Крестьяне - де Бальзак Оноре. Страница 47
Этот новоявленный «крестьянин с Дуная» [39] вернулся в Бланжи под родной кров. Он видел, как одна за другой рушились его надежды, он видел, как дорогая его сердцу Республика кончила свои дни в арьергарде императора; и сам он впал в полную нищету на глазах у лицемерного Ригу, искусно сумевшего довести его до этого. И знаете почему? Потому что Жан-Франсуа Низрон наотрез отказался принять что-нибудь от Ригу. Эти неоднократные отказы дали понять человеку, завладевшему наследством кюре Низрона, как глубоко его презирает племянник покойного. Холодное презрение Низрона достигло предела, когда над его внучкой нависла та страшная угроза, про которую аббат Бросет рассказал графине.
Старик создал себе свою собственную историю двенадцати лет французской революции — историю, полную великих деяний, которые обессмертят эту героическую эпоху.
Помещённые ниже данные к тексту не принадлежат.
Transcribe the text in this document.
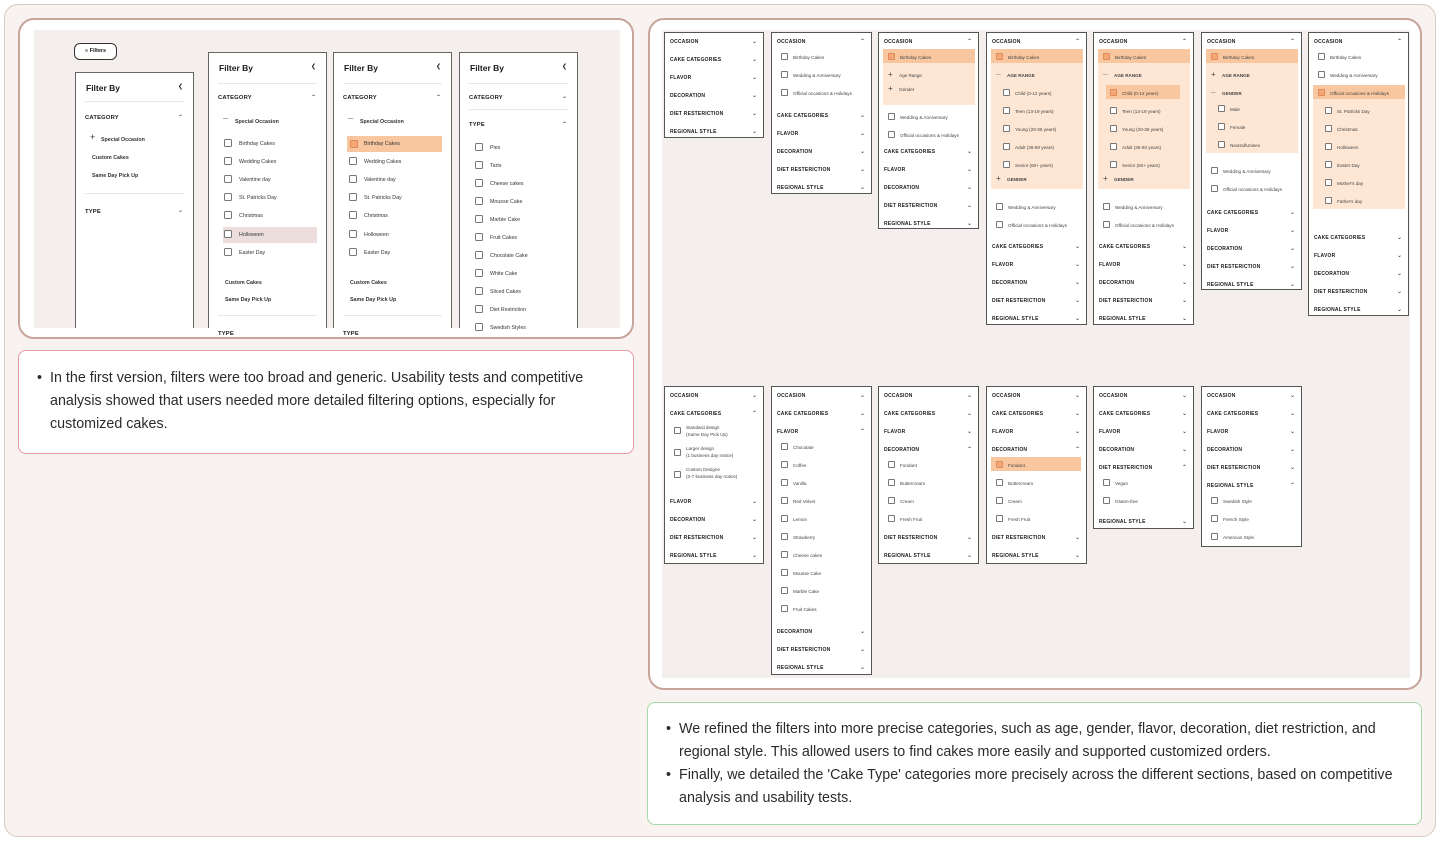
≡ Filters
Filter By	❮
CATEGORY	⌃
+ Special Occasion
Custom Cakes
Same Day Pick Up
TYPE	⌄
Filter By	❮
CATEGORY	⌃
— Special Occasion
Birthday Cakes
Wedding Cakes
Valentine day
St. Patricks Day
Christmas
Holloween
Easter Day
Custom Cakes
Same Day Pick Up
TYPE
Filter By	❮
CATEGORY	⌃
— Special Occasion
Birthday Cakes
Wedding Cakes
Valentine day
St. Patricks Day
Christmas
Holloween
Easter Day
Custom Cakes
Same Day Pick Up
TYPE
Filter By	❮
CATEGORY	⌄
TYPE	⌃
Pies
Tarts
Cheese cakes
Mousse Cake
Marble Cake
Fruit Cakes
Chocolate Cake
White Cake
Sliced Cakes
Diet Restriction
Swedish Styles
• In the first version, filters were too broad and generic. Usability tests and competitive analysis showed that users needed more detailed filtering options, especially for customized cakes.
OCCASION	⌄
CAKE CATEGORIES	⌄
FLAVOR	⌄
DECORATION	⌄
DIET RESTERICTION	⌄
REGIONAL STYLE	⌄
OCCASION	⌃
Birthday Cakes
Wedding & Anniversary
Official occasions & Holidays
CAKE CATEGORIES	⌄
FLAVOR	⌄
DECORATION	⌄
DIET RESTERICTION	⌄
REGIONAL STYLE	⌄
OCCASION	⌃
Birthday Cakes
+ Age Range
+ Gender
Wedding & Anniversary
Official occasions & Holidays
CAKE CATEGORIES	⌄
FLAVOR	⌄
DECORATION	⌄
DIET RESTERICTION	⌄
REGIONAL STYLE	⌄
OCCASION	⌃
Birthday Cakes
— AGE RANGE
Child (0-12 years)
Teen (13-19 years)
Young (20-35 years)
Adult (36-60 years)
Senior (60+ years)
+ GENDER
Wedding & Anniversary
Official occasions & Holidays
CAKE CATEGORIES	⌄
FLAVOR	⌄
DECORATION	⌄
DIET RESTERICTION	⌄
REGIONAL STYLE	⌄
OCCASION	⌃
Birthday Cakes
— AGE RANGE
Child (0-12 years)
Teen (13-19 years)
Young (20-35 years)
Adult (36-60 years)
Senior (60+ years)
+ GENDER
Wedding & Anniversary
Official occasions & Holidays
CAKE CATEGORIES	⌄
FLAVOR	⌄
DECORATION	⌄
DIET RESTERICTION	⌄
REGIONAL STYLE	⌄
OCCASION	⌃
Birthday Cakes
+ AGE RANGE
— GENDER
Male
Female
Neutral/Unisex
Wedding & Anniversary
Official occasions & Holidays
CAKE CATEGORIES	⌄
FLAVOR	⌄
DECORATION	⌄
DIET RESTERICTION	⌄
REGIONAL STYLE	⌄
OCCASION	⌃
Birthday Cakes
Wedding & Anniversary
Official occasions & Holidays
St. Patricks Day
Christmas
Holloween
Easter Day
Mother's day
Father's day
CAKE CATEGORIES	⌄
FLAVOR	⌄
DECORATION	⌄
DIET RESTERICTION	⌄
REGIONAL STYLE	⌄
OCCASION	⌄
CAKE CATEGORIES	⌃
Standard design
(Same Day Pick Up)
Larger design
(1 business day notice)
Custom Designe
(3-7 business day notice)
FLAVOR	⌄
DECORATION	⌄
DIET RESTERICTION	⌄
REGIONAL STYLE	⌄
OCCASION	⌄
CAKE CATEGORIES	⌄
FLAVOR	⌃
Chocolate
Coffee
Vanilla
Red Velvet
Lemon
Strawberry
Cheese cakes
Mousse Cake
Marble Cake
Fruit Cakes
DECORATION	⌄
DIET RESTERICTION	⌄
REGIONAL STYLE	⌄
OCCASION	⌄
CAKE CATEGORIES	⌄
FLAVOR	⌄
DECORATION	⌃
Fondant
Buttercream
Cream
Fresh Fruit
DIET RESTERICTION	⌄
REGIONAL STYLE	⌄
OCCASION	⌄
CAKE CATEGORIES	⌄
FLAVOR	⌄
DECORATION	⌃
Fondant
Buttercream
Cream
Fresh Fruit
DIET RESTERICTION	⌄
REGIONAL STYLE	⌄
OCCASION	⌄
CAKE CATEGORIES	⌄
FLAVOR	⌄
DECORATION	⌄
DIET RESTERICTION	⌃
Vegan
Gluten-free
REGIONAL STYLE	⌄
OCCASION	⌄
CAKE CATEGORIES	⌄
FLAVOR	⌄
DECORATION	⌄
DIET RESTERICTION	⌄
REGIONAL STYLE	⌃
Swedish Style
French Style
American Style
• We refined the filters into more precise categories, such as age, gender, flavor, decoration, diet restriction, and regional style. This allowed users to find cakes more easily and supported customized orders.
• Finally, we detailed the 'Cake Type' categories more precisely across the different sections, based on competitive analysis and usability tests.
Бесчестных поступков, убийств, грабежей — ничего этого для него не существовало; он восторгался подвигами самопожертвования, матросами «Мстителя» [40], приношениями на алтарь отечества, патриотическим порывом пограничного населения и продолжал жить своими грезами, убаюкивая ими себя самого.
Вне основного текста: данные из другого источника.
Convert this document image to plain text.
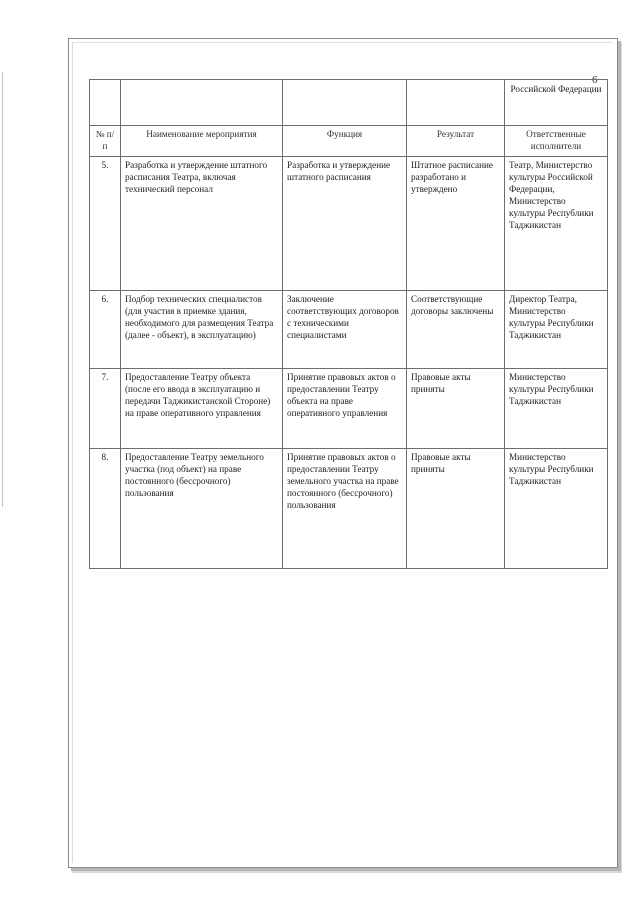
6
				Российской Федерации
№ п/п	Наименование мероприятия	Функция	Результат	Ответственные исполнители
5.	Разработка и утверждение штатного расписания Театра, включая технический персонал	Разработка и утверждение штатного расписания	Штатное расписание разработано и утверждено	Театр, Министерство культуры Российской Федерации, Министерство культуры Республики Таджикистан
6.	Подбор технических специалистов (для участия в приемке здания, необходимого для размещения Театра (далее - объект), в эксплуатацию)	Заключение соответствующих договоров с техническими специалистами	Соответствующие договоры заключены	Директор Театра, Министерство культуры Республики Таджикистан
7.	Предоставление Театру объекта (после его ввода в эксплуатацию и передачи Таджикистанской Стороне) на праве оперативного управления	Принятие правовых актов о предоставлении Театру объекта на праве оперативного управления	Правовые акты приняты	Министерство культуры Республики Таджикистан
8.	Предоставление Театру земельного участка (под объект) на праве постоянного (бессрочного) пользования	Принятие правовых актов о предоставлении Театру земельного участка на праве постоянного (бессрочного) пользования	Правовые акты приняты	Министерство культуры Республики Таджикистан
У революции было много поэтов, похожих на старика Низрона: и тайно, и явно, на внутреннем государственном поприще и на полях сражения, слагали они свои поэмы, претворяя их в подвиги, погребенные затем волнами революционной бури, их героизм не уступал героизму времен Империи, когда раненые, забытые на поле брани, умирая, кричали: «Да здравствует император!» Подобное величие духа свойственно Франции. Аббат Бросет уважал безобидные убеждения Низрона, а старик в простоте душевной привязался к кюре за одну сказанную им фразу: «Истинная Республика — в Евангелии». И старый республиканец носил крест, облачался в полукрасное, получерное одеяние, с достоинством, серьезно держал себя в церкви и кое-как существовал, выполняя тройные обязанности, возложенные на него аббатом Бросетом, который хотел если не обеспечить старика, то хотя бы не дать ему умереть с голоду.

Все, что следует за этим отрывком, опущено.